Agreeing with Sen, P.C. Mohanan, former chairman of National Sample Survey Office (NSSO, now clubbed under NSO) said the timing of the move was unusual. Mohanan had resigned from the National Statistical Commission last year over the suppression of yet another survey report, which had documented rising unemployment.

“They (NSO officials) may want to produce a technical paper on the survey listing the problems encountered during field work," said Mohanan. “Data collection problems in consumption surveys are nothing new. In any case, such inputs should have been sought while drafting the report, and not after a decision on the release of the report is taken."

Questions sent to the chief statistician on this issue on Wednesday evening remained unanswered till press time. The officer in charge of the field operations division, which sent out the letter, declined to comment on this issue.

The ministry’s decision to junk the consumption expenditure survey report has faced criticism from both within and outside India’s statistical establishment. A group of 201 economists from around the globe has issued a statement protesting the suppression of the report and seeking the release of the raw underlying data, so that it may be discussed and debated.

While the ministry has cited an adverse report from an expert committee that studied the consumption survey’s findings to justify the decision to junk the report, the expert committee did not actually recommend its suppression.
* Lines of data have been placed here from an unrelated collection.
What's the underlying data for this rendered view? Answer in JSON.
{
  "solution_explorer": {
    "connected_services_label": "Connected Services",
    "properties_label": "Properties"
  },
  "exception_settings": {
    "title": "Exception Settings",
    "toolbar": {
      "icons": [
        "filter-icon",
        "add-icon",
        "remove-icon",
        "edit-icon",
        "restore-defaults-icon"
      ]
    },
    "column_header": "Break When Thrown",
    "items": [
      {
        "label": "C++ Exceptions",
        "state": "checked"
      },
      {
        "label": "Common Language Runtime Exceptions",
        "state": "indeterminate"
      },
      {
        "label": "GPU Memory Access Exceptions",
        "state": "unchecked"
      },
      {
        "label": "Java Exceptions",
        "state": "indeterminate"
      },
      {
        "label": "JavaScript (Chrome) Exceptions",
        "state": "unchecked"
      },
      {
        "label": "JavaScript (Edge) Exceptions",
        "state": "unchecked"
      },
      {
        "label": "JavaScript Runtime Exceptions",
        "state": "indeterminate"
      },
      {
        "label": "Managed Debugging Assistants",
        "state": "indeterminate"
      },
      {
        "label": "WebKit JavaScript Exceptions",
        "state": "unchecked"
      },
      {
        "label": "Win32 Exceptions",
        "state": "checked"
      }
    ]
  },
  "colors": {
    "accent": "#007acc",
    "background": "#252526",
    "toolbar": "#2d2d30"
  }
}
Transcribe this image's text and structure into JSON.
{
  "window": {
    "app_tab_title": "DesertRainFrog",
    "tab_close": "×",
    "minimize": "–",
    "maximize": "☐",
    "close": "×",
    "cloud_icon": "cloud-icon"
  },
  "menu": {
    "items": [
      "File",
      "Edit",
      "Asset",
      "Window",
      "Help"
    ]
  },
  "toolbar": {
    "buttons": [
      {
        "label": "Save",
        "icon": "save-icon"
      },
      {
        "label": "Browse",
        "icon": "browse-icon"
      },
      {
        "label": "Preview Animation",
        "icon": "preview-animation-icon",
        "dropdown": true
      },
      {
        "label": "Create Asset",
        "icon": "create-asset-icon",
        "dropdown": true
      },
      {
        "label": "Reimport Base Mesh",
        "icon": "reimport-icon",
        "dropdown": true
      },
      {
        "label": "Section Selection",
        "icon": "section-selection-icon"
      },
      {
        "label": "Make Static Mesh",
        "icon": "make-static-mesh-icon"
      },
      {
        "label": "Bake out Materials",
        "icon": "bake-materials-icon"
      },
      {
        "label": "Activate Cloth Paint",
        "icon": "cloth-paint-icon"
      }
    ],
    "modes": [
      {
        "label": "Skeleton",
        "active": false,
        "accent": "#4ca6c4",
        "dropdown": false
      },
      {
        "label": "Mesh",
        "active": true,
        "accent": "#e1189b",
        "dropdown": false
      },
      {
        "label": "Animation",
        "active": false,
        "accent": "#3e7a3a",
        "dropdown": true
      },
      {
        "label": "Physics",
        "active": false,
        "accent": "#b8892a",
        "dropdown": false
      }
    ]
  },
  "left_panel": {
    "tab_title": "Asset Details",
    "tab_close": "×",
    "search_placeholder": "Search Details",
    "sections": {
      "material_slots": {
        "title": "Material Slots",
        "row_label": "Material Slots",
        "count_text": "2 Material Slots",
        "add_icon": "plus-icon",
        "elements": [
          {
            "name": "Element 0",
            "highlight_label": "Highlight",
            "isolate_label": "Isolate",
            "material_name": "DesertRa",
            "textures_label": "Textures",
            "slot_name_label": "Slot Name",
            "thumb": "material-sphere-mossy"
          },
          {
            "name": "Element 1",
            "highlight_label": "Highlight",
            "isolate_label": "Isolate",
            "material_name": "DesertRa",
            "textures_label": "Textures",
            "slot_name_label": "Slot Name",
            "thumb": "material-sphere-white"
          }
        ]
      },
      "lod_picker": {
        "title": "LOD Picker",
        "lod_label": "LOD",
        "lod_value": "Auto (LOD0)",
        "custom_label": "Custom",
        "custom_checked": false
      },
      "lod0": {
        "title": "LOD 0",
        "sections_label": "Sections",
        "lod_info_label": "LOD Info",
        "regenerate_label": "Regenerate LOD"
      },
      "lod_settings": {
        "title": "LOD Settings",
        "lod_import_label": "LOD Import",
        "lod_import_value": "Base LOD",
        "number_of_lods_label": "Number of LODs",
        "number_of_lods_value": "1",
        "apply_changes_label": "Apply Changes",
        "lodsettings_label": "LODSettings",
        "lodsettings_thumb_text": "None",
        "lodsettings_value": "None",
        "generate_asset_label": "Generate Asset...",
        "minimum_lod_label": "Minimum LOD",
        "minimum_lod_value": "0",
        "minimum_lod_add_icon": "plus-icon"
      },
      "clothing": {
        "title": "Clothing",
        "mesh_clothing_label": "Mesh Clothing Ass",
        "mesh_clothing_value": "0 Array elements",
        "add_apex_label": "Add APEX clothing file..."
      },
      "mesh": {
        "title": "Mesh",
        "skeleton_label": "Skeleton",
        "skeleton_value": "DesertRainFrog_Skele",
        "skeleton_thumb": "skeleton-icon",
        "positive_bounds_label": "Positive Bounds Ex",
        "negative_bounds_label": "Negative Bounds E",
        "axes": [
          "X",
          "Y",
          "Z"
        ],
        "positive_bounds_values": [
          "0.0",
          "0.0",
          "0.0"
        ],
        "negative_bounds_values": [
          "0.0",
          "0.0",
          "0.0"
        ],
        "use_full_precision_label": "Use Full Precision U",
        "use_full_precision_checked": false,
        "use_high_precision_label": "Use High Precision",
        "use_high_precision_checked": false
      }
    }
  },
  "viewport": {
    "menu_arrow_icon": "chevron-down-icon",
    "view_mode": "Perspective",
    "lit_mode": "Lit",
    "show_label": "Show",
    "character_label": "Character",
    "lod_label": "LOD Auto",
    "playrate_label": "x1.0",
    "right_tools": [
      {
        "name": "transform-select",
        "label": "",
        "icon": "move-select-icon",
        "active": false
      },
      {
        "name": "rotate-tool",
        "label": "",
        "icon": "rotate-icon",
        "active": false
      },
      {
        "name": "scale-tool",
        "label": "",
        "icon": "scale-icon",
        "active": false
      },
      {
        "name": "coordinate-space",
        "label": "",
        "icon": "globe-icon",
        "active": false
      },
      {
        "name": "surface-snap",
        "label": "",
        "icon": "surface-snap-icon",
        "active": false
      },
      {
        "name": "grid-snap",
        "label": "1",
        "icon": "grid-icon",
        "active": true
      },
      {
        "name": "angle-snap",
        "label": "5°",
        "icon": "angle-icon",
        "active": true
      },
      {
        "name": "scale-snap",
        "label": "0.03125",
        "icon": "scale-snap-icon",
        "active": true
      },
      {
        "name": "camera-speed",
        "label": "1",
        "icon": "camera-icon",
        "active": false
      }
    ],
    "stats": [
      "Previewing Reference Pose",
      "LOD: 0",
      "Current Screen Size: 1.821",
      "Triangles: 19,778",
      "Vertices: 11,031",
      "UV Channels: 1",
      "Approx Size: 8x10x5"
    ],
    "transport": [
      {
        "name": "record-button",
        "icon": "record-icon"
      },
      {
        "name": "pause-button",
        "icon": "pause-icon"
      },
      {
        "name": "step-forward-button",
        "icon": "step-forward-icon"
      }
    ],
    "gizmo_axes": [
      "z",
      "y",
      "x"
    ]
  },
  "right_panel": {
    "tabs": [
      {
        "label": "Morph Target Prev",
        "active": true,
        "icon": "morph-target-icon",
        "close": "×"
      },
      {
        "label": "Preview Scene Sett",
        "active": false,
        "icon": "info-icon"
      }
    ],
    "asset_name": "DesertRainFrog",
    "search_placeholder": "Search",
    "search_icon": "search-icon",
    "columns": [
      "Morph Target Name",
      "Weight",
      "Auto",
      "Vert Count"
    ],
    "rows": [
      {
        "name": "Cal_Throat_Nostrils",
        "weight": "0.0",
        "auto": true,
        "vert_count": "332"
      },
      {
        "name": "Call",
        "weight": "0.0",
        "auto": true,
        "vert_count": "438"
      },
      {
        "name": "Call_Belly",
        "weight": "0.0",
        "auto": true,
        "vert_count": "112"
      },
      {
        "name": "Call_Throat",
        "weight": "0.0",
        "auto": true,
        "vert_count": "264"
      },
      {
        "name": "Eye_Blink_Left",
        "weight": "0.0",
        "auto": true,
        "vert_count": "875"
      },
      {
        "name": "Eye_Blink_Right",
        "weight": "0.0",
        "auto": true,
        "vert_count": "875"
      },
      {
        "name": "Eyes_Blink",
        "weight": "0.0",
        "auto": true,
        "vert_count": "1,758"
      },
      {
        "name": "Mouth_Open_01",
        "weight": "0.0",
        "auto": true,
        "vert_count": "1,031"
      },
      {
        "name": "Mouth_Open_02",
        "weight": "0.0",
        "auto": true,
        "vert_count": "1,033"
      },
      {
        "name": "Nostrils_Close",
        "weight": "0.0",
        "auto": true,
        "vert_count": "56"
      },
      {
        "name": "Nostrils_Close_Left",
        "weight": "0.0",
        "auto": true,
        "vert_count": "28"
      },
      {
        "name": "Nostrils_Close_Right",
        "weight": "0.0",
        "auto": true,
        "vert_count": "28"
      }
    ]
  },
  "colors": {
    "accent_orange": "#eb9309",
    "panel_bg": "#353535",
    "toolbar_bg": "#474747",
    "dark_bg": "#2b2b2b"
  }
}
This was first reported by Business Standard on Thursday.

“The committee was asked to investigate data quality issues, and it made some observations regarding that by checking the internal validity of the data, and based on comparisons with other datasets," said a person with direct knowledge of the matter, on condition of anonymity. “The committee did not ask for the report to be withheld."

“In any survey or any data-gathering exercise, there will be data quality issues," the person cited above said. “In this case, the committee highlighted that for a few richer decile classes, the survey findings may not have been entirely accurate, and suggested some refinements for future surveys. And the committee also noted the discrepancy between consumption survey findings and the national account statistics (consumption figures, as computed during the calculations of the gross domestic product). But this discrepancy has existed for long, and which of the two data sources (national accounts or survey) is more reliable remains a matter of debate."

The discrepancy between survey data and national accounts has been a matter of debate since at least the 1980s. In a landmark 1988 study, economist B.S. Minhas examined this issue, and argued that there is no reason to privilege the national account estimates of consumption over estimates based on NSSO consumption surveys. Minhas’s findings led the Planning Commission to abandon its practice of scaling-up consumption survey estimates to match the national account figures.

Examining this issue several years later in 2005, Nobel winning economist Angus Deaton noted that Minhas’ observations held true even then.

“India’s experience...demonstrates that when surveys and national accounts disagree, it should never be assumed that one or the other is correct," Deaton wrote in his widely cited research paper on India’s consumption and poverty numbers.